As part of the integration with Nexpose, you can download a report for every endpoint that is discovered in Nexpose. The 'Download Report' triggers a report creation in Nexpose which discoveres the vulnerabilities and patches needed for that endpoint.
The Report is downloaded in a CSV format and includes the following data: Asset IP Address, Asset Name, Asset OS, Asset Risk Score, Site Name, Vulnerability Title, Vulnerability Risk Score, Vulnerable Since, Vulnerability CVE IDs, Vulnerability CVSS Score.
Before we start: Make sure your JetPatch platform is integrated with Nexpose. Learn more about how to import vulnerabilities via Nexpose.
How to Download Nexpose Report
Nexpose Report configuration
JetPatch will download a custom report based on the chosen asset (check "Download report from JetPatch" below).

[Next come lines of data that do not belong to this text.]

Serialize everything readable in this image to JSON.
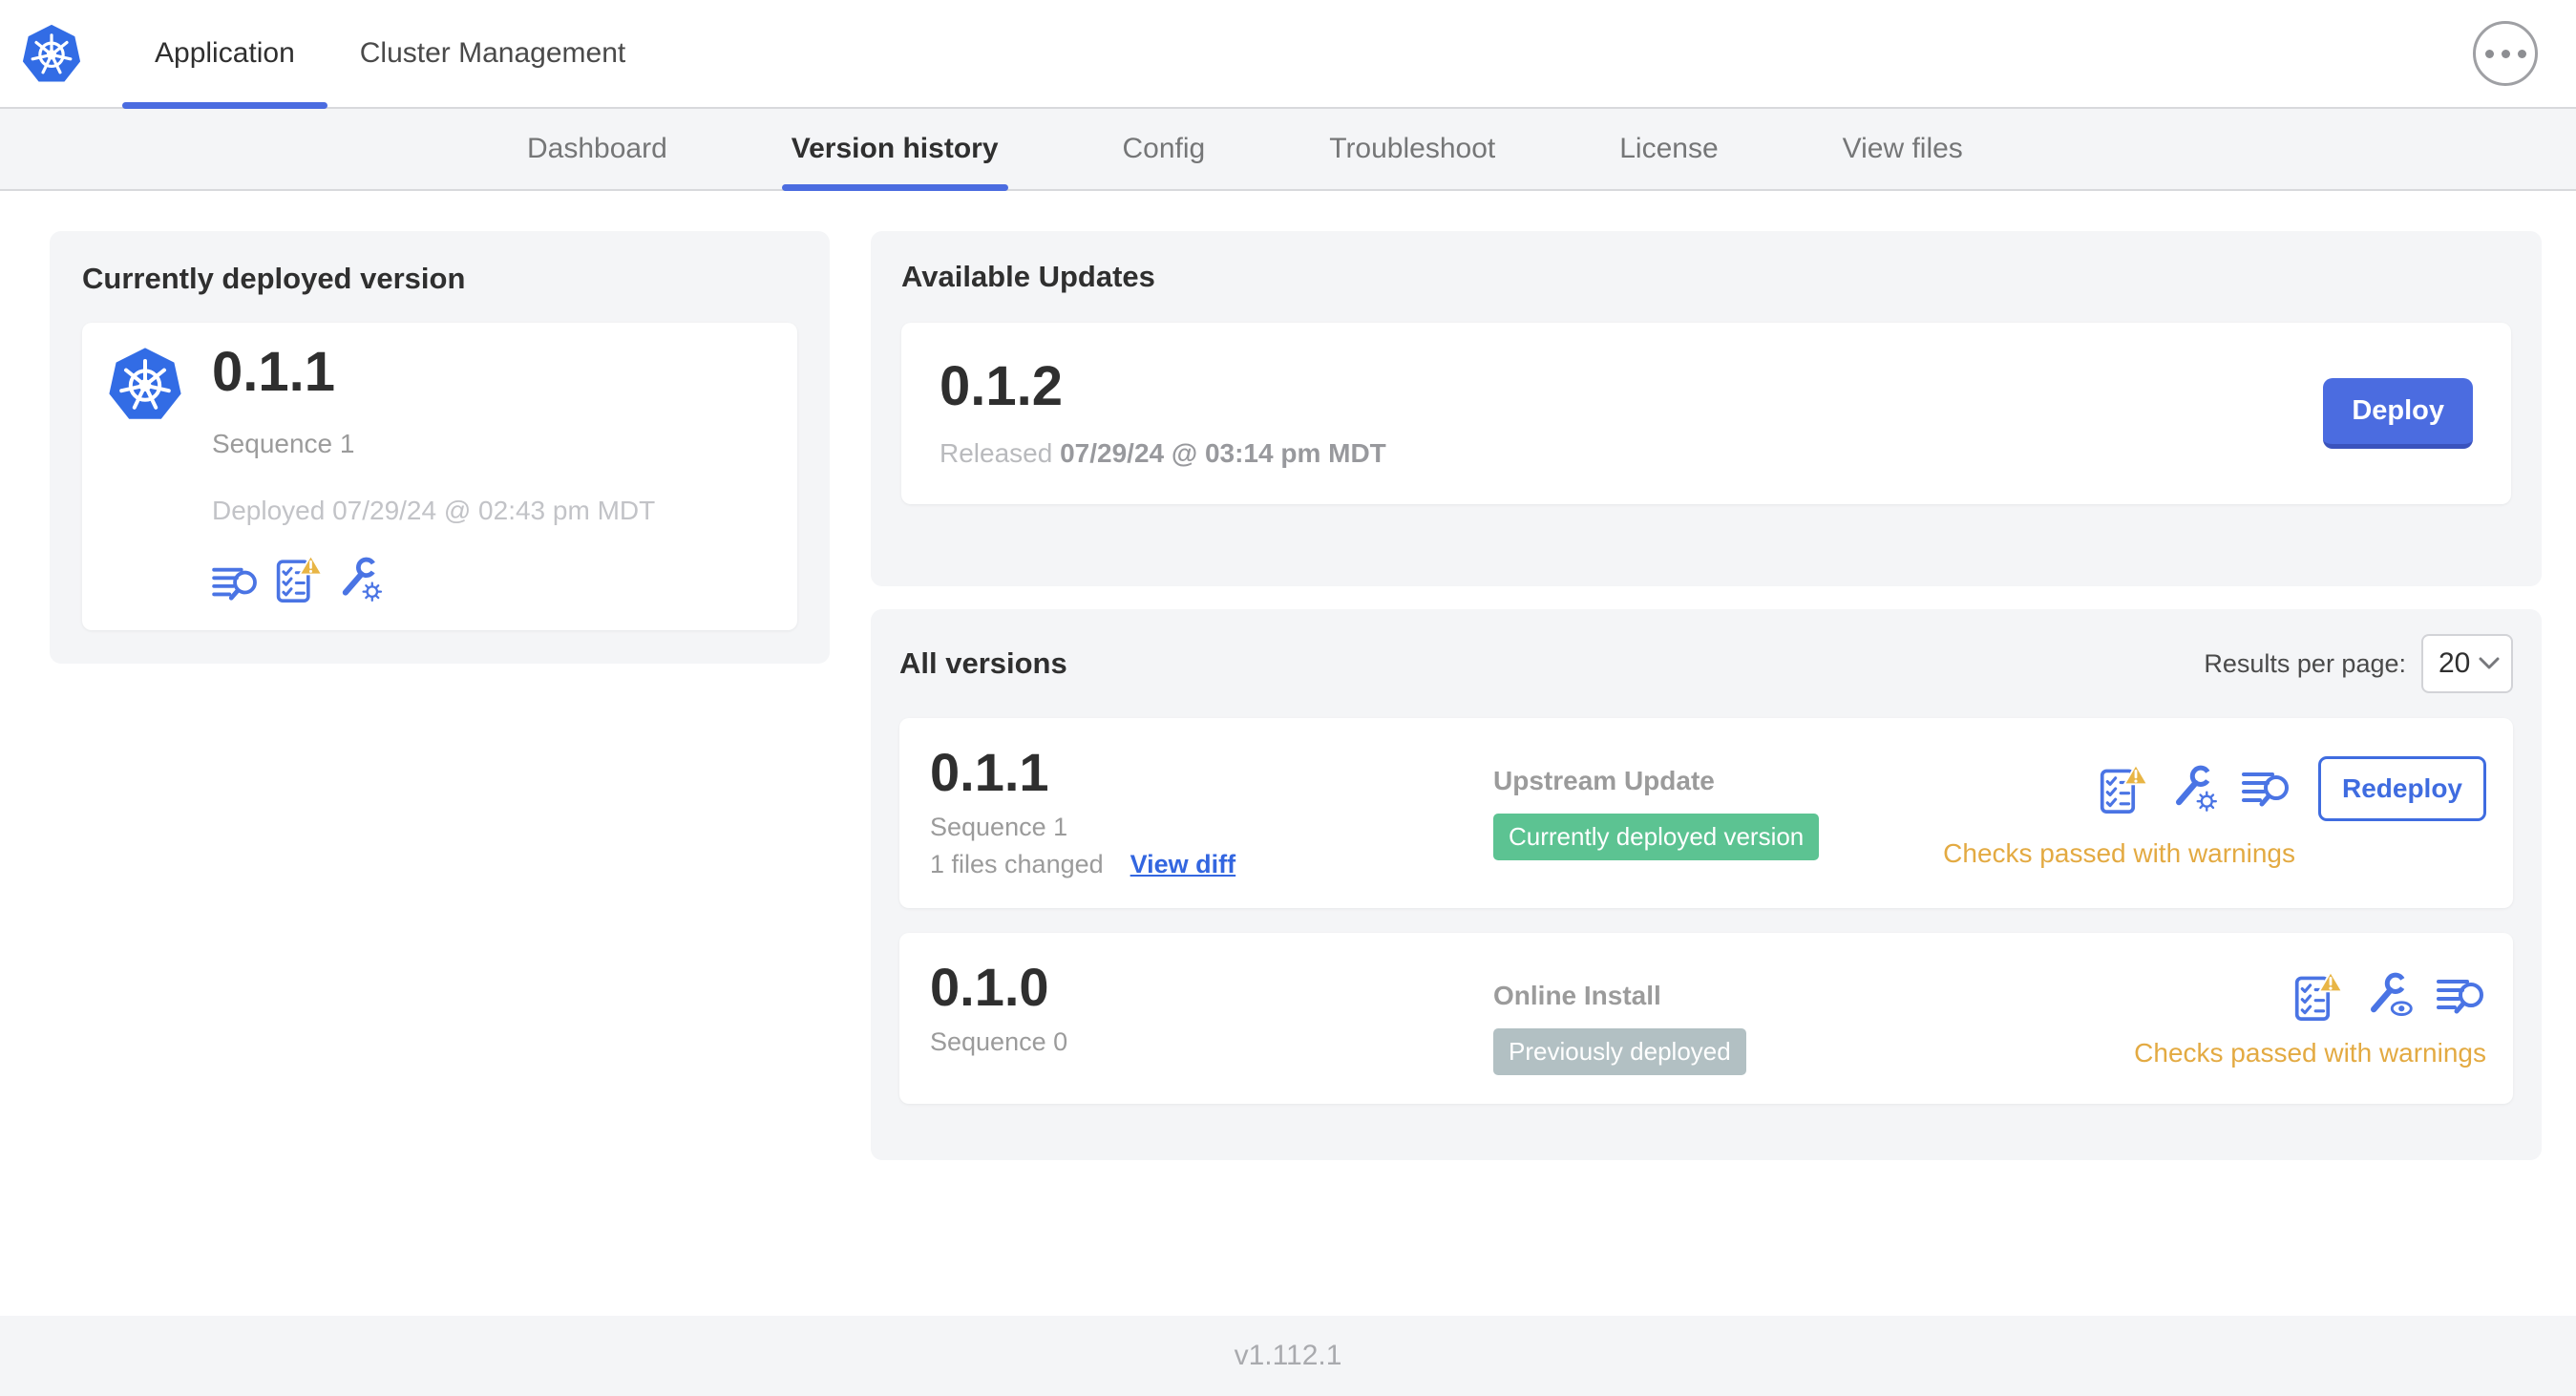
{
  "header": {
    "tabs": [
      {
        "label": "Application",
        "active": true
      },
      {
        "label": "Cluster Management",
        "active": false
      }
    ]
  },
  "subnav": {
    "tabs": [
      "Dashboard",
      "Version history",
      "Config",
      "Troubleshoot",
      "License",
      "View files"
    ],
    "active_tab": "Version history"
  },
  "current_version": {
    "section_title": "Currently deployed version",
    "version": "0.1.1",
    "sequence": "Sequence 1",
    "deployed_at": "Deployed 07/29/24 @ 02:43 pm MDT",
    "icons": [
      "release-notes-icon",
      "preflight-checks-warning-icon",
      "config-wrench-gear-icon"
    ]
  },
  "available_updates": {
    "section_title": "Available Updates",
    "version": "0.1.2",
    "released_prefix": "Released",
    "released_at": "07/29/24 @ 03:14 pm MDT",
    "deploy_button": "Deploy"
  },
  "all_versions": {
    "section_title": "All versions",
    "results_per_page_label": "Results per page:",
    "results_per_page_value": "20",
    "rows": [
      {
        "version": "0.1.1",
        "sequence": "Sequence 1",
        "files_changed": "1 files changed",
        "view_diff": "View diff",
        "source": "Upstream Update",
        "status_badge": "Currently deployed version",
        "badge_color": "#5cc392",
        "action_button": "Redeploy",
        "preflight_status": "Checks passed with warnings",
        "icons": [
          "preflight-checks-warning-icon",
          "config-wrench-gear-icon",
          "release-notes-icon"
        ]
      },
      {
        "version": "0.1.0",
        "sequence": "Sequence 0",
        "source": "Online Install",
        "status_badge": "Previously deployed",
        "badge_color": "#b2c0c3",
        "preflight_status": "Checks passed with warnings",
        "icons": [
          "preflight-checks-warning-icon",
          "config-wrench-eye-icon",
          "release-notes-icon"
        ]
      }
    ]
  },
  "footer": {
    "app_version": "v1.112.1"
  },
  "colors": {
    "k8s_blue": "#326ce5",
    "primary_button_blue": "#4b6ce0",
    "link_blue": "#3366e0",
    "icon_blue": "#4a74e4",
    "success_green": "#5cc392",
    "muted_badge_gray": "#b2c0c3",
    "warning_amber": "#e3aa42",
    "panel_gray": "#f4f5f7"
  }
}
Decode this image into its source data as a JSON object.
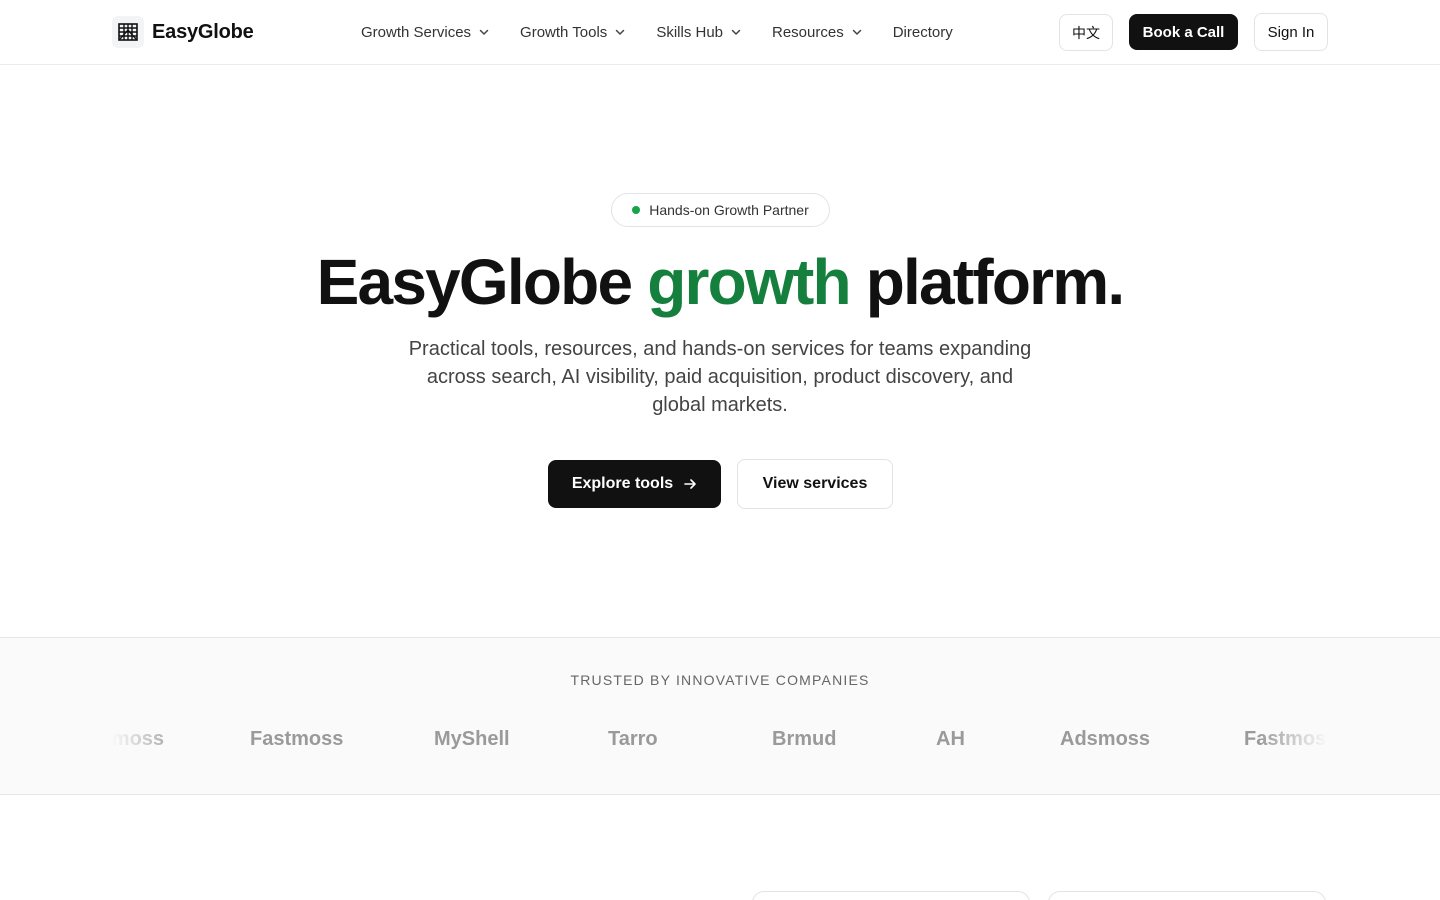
{
  "header": {
    "brand": "EasyGlobe",
    "nav": [
      {
        "label": "Growth Services",
        "has_dropdown": true
      },
      {
        "label": "Growth Tools",
        "has_dropdown": true
      },
      {
        "label": "Skills Hub",
        "has_dropdown": true
      },
      {
        "label": "Resources",
        "has_dropdown": true
      },
      {
        "label": "Directory",
        "has_dropdown": false
      }
    ],
    "language_label": "中文",
    "book_call_label": "Book a Call",
    "sign_in_label": "Sign In"
  },
  "hero": {
    "badge_text": "Hands-on Growth Partner",
    "title_part1": "EasyGlobe ",
    "title_accent": "growth",
    "title_part2": " platform.",
    "subtitle": "Practical tools, resources, and hands-on services for teams expanding across search, AI visibility, paid acquisition, product discovery, and global markets.",
    "primary_cta": "Explore tools",
    "secondary_cta": "View services"
  },
  "trusted": {
    "label": "TRUSTED BY INNOVATIVE COMPANIES",
    "logos": [
      "Adsmoss",
      "Fastmoss",
      "MyShell",
      "Tarro",
      "Brmud",
      "AH",
      "Adsmoss",
      "Fastmoss"
    ]
  },
  "colors": {
    "accent": "#15803d",
    "badge_dot": "#16a34a",
    "primary_button": "#111111"
  }
}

- In order to create a new report template, go to "Reports" -> Manage report templates
- Click on "NEW" button and fill in the following properties -
- Name = the report name ("JetPatch-CSV" is recommended). Note - this name should be the same name in JetPatch Nexpose configuration for "pg.nexpose.report-name".
- Template type = "Export (CSV format)"
- data filed - choose any data filed you want. Our suggestion is:
- Asset IP Address
- Asset Names
- Asset OS Name
- Asset Risk Score
- Site Name
- Vulnerability Title
- Vulnerability Risk Score
- Vulnerability Since
- Vulnerability Proof
- Vulnerability CVE IDs
- Vulnerability CVSS Score
- Save template
JetPatch will trigger report creation every time a user requests for a new report.
Download report from JetPatch
- Log in to JetPatch platform
- Go to Endpoints > Management
- Filter by More Filters > Vulnerability > Nexpose
- Go to a specific server you would like to download the report and click the hourglass icon
- Click 'Download' in the pop-up message that will appear on the bottom of your screen.